While you don’t take a pacifier, your bottom lip moves as if you do. Your perfect little nose makes me giggle when a little boogie hangs out from it. And while the tops of your hairs tickles the bottom of my chin… I am grateful for this memory I will have forever. Flinches from your baby dreams and big deep sighs. You’re a tiny little person, that I am proud to call my own. You are my son, forever and always. I will never forget these moments even as you grow. Thank you for loving me and trusting me. I look forward to every day with you.
I love you,
Your mama xo
10 weeks old!
I’ve heard of it, but I didn’t think it was actually true. Alas, I caught a case of the mom guilt. Everything makes me feel guilty. I go to bed at night thinking about how I need to be better the next day.
If I’m on my phone too much.
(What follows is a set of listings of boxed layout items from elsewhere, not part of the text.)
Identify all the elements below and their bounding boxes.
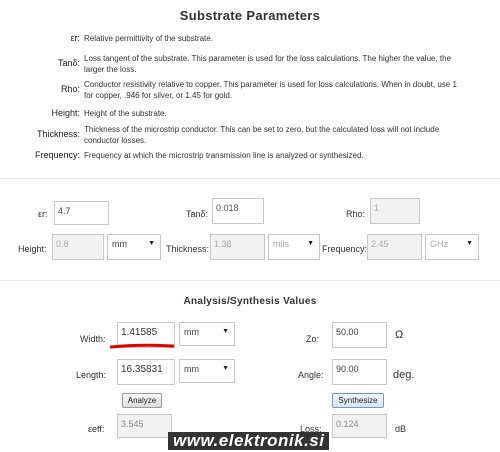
section-divider (0, 280, 500, 281)
chevron-down-icon: ▼ (466, 240, 473, 247)
er-input[interactable]: 4.7 (54, 201, 109, 225)
chevron-down-icon: ▼ (222, 328, 229, 335)
height-unit-value: mm (112, 239, 127, 249)
definition-text: Frequency at which the microstrip transm… (84, 151, 364, 160)
watermark: www.elektronik.si (168, 432, 330, 450)
analysis-title: Analysis/Synthesis Values (183, 296, 317, 307)
loss-unit: dB (395, 424, 407, 434)
zo-unit: Ω (395, 329, 404, 341)
thickness-unit-select[interactable]: mils ▼ (268, 234, 320, 260)
angle-input[interactable]: 90.00 (332, 359, 387, 385)
definition-term: Tanδ: (57, 58, 80, 68)
chevron-down-icon: ▼ (222, 365, 229, 372)
width-unit-select[interactable]: mm ▼ (179, 322, 235, 346)
er-label: εr: (38, 209, 48, 219)
zo-input[interactable]: 50.00 (332, 322, 387, 348)
zo-label: Zo: (306, 334, 320, 344)
length-unit-value: mm (184, 364, 199, 374)
width-unit-value: mm (184, 327, 199, 337)
thickness-input[interactable]: 1.38 (210, 234, 265, 260)
section-divider (0, 178, 500, 179)
angle-unit: deg. (393, 369, 415, 381)
length-label: Length: (76, 370, 107, 380)
frequency-label: Frequency: (322, 244, 368, 254)
thickness-unit-value: mils (273, 239, 289, 249)
height-unit-select[interactable]: mm ▼ (107, 234, 161, 260)
definition-term: Thickness: (36, 129, 80, 139)
definition-text: Thickness of the microstrip conductor. T… (84, 125, 440, 145)
length-unit-select[interactable]: mm ▼ (179, 359, 235, 383)
tand-input[interactable]: 0.018 (212, 198, 264, 224)
eeff-label: εeff: (88, 424, 105, 434)
definition-term: Height: (51, 108, 80, 118)
loss-output: 0.124 (332, 414, 387, 438)
angle-label: Angle: (298, 370, 324, 380)
definition-text: Loss tangent of the substrate. This para… (84, 54, 452, 74)
chevron-down-icon: ▼ (307, 240, 314, 247)
highlight-underline (110, 343, 174, 349)
definition-term: Frequency: (34, 150, 80, 160)
definition-term: εr: (70, 33, 80, 43)
frequency-unit-select[interactable]: GHz ▼ (425, 234, 479, 260)
rho-label: Rho: (346, 209, 366, 219)
width-label: Width: (80, 334, 106, 344)
frequency-input[interactable]: 2.45 (367, 234, 422, 260)
definition-text: Height of the substrate. (84, 109, 167, 118)
thickness-label: Thickness: (166, 244, 210, 254)
eeff-output: 3.545 (117, 414, 172, 438)
tand-label: Tanδ: (186, 209, 209, 219)
length-input[interactable]: 16.35831 (117, 359, 175, 385)
height-label: Height: (18, 244, 47, 254)
definition-term: Rho: (60, 84, 80, 94)
chevron-down-icon: ▼ (148, 240, 155, 247)
substrate-title: Substrate Parameters (179, 8, 321, 23)
definition-text: Relative permittivity of the substrate. (84, 34, 213, 43)
rho-input[interactable]: 1 (370, 198, 420, 224)
synthesize-button[interactable]: Synthesize (332, 393, 384, 408)
frequency-unit-value: GHz (430, 239, 448, 249)
definition-text: Conductor resistivity relative to copper… (84, 80, 457, 100)
height-input[interactable]: 0.8 (52, 234, 104, 260)
analyze-button[interactable]: Analyze (122, 393, 162, 408)
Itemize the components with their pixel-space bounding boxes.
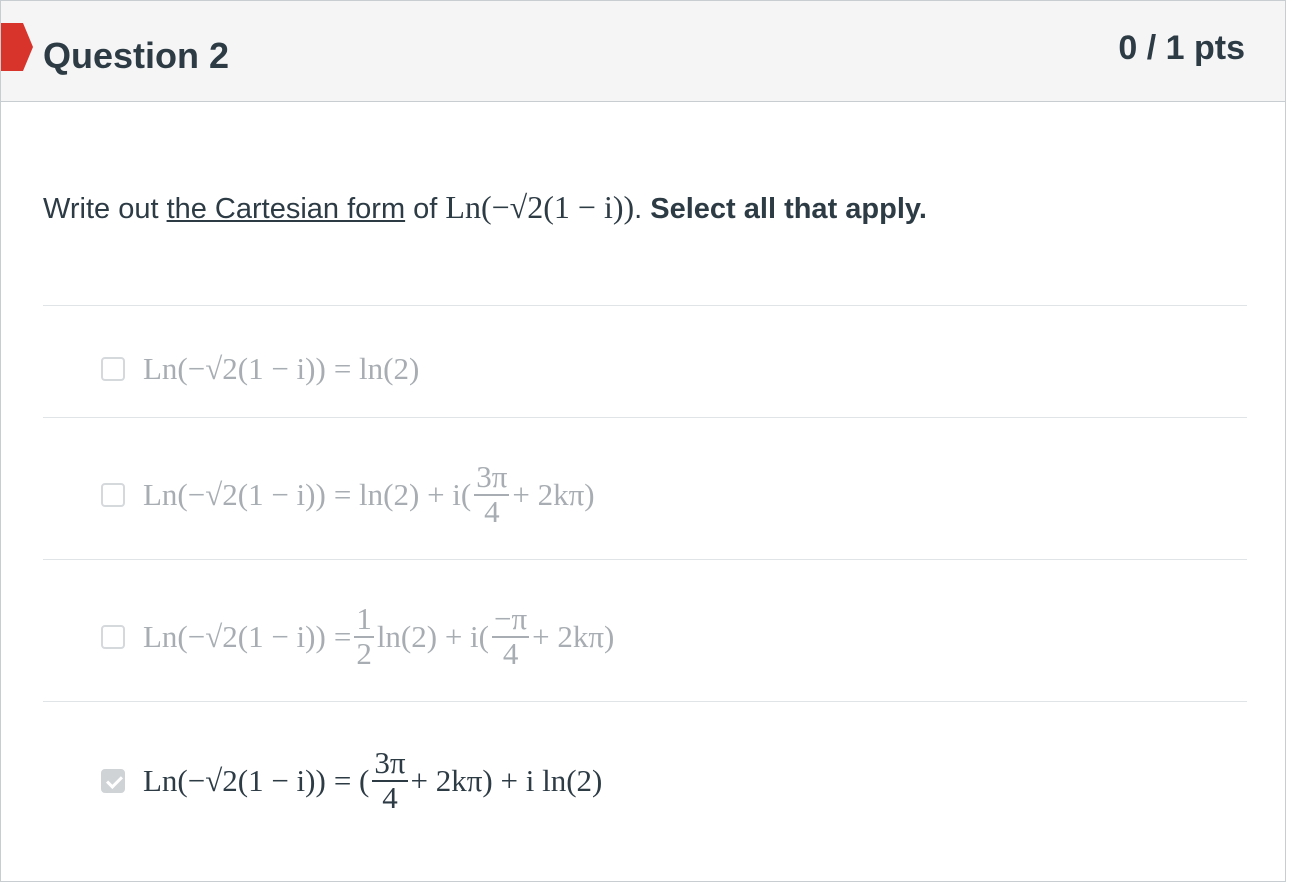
option-4-rhs-b: + 2kπ) + i ln(2)	[410, 763, 603, 798]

Guilt. If I leave him to go work out. Guilt. If I don’t play with him enough, hug him enough, love him enough. Guilt Guilt Guilt! Ahhh! I’m leaving him for 2 whole nights in October and I’m already feeling guilty. This is getting out of hand!
It’s so important to have my own identity, but I struggle with the balancing act. I know he’s not going to look back at this time and shake his finger at me for not doing better. And I know he needs to have moments without me, spending quality time with Dad, Grammy, Aunts and etc. I just didn’t think the mommy guilt would get a hold of me.
I daydream of the days I can get back to work, being creative and satisfying my artistic needs. But I know he needs me, and I need him! So then I feel guilty for even thinking for a second of not taking care of him every day.
When does the guilt go away?? Maybe tomorrow or maybe never! I just know that I can’t let this guilt over minuscule things take over. It is going to get me nowhere. I need to learn to accept the best that I am giving him, is truly my best. And to be honest, I’m glad I feel guilty from time to time. I just have so much love for him. And that is something I will NEVER feel guilty for!
I love you!!
Your mama xo
8 weeks old!
Two months sure has flown by! But, at the same time it feels like Braden has been here forever. It’s incredible to watch him grow… And grow he sure does! He officially weighs 14lb 14oz, and in size 2 diapers.
He is such a chunky monkey that people don’t believe he’s only two months old. He’s getting so heavy I’m scared to think about how much more he is going to weigh before be starts walking. I hope he learns to walk early. I don’t know if I can carry this chunker around!
It’s so rewarding to see him interacting with people and objects more. He is still the sweetest in the morning, looking at me with his baby blues. I listen to him coo and he listens to my weird animal noises. It’s fun to watch his eyes get all big when he hears a sound he hasn’t heard before. But that SMILE when he recognizes a sound just lights up his entire face. Nothing better than that.
He’s slowly starting to be interested in his toys. He can follow a rattle from left to right and right to left. Sometimes he’ll even recognize a voice and turn his head in that direction to see who it is. It’s amazing to watch him learn and adapt to this life. Everything is so new!
Unfortunately, new things means being scared sometimes! The past couple weeks he seems to get startled if something comes in his line of view too suddenly. Just now I went to pick him up from his crib, but I think my face came in too fast! I said, “hello Braden”. He jumped a little, paused, stuck out his lower lip and then started to cry. It is so cute, funny, and a little sad! I guess I have to be more gentle for my little scaredy cat.
Braden still loves tummy time and he’s ridiculously close to rolling over! I thought for sure he was over but he stopped halfway thru and then came back. Oh well. We’ll get there soon!
Can’t wait to see what he’s going to learn and do next!
I love you,
Your mama xo
2 months old!
My little Braden got a diaper rash about a month ago. The doctor didn’t seem concerned. Told me to continue using the cream I had bought and all would be well. Unfortunately, the rash remained. I did some research and read that breastfed babies tend to have diaper rashes more frequently than bottle fed babies because they poop more. It made sense and I continued to use the cream. It wasn’t getting any worse and he didn’t seem to be bothered.
When I was giving Braden a bath a week later I noticed the rash further up the inside of his legs. I didn’t know if it had spread or if I just didn’t notice it before. And then I looked into his baby blue eyes. My heart melted. He was just looking at me with such love and trust. He trusted me to take the best care of him. I was heartbroken. I felt like I had done him wrong by letting this rash go on for so long.
I didn’t even finish giving him a bath. I got him out, dried him off, sat down and hugged him. I immediately started to cry thinking I was the worst mother in the world. How could I have done this!?
After some simple reassuring words of “it’s not your fault he’s always wet” from his dad, I did some more research on creams and diaper rashes.
There is so much knowledge to be learned out there when it comes to baby products. You really do need to read the ingredients and what your putting on babies skin.
In the end I switched creams and the rash is gone. But It’s amazing how one simple look from your baby can mean so much to you. I know I will continue to make mistakes, but I will sure try my hardest to never let him down. He’s my everything.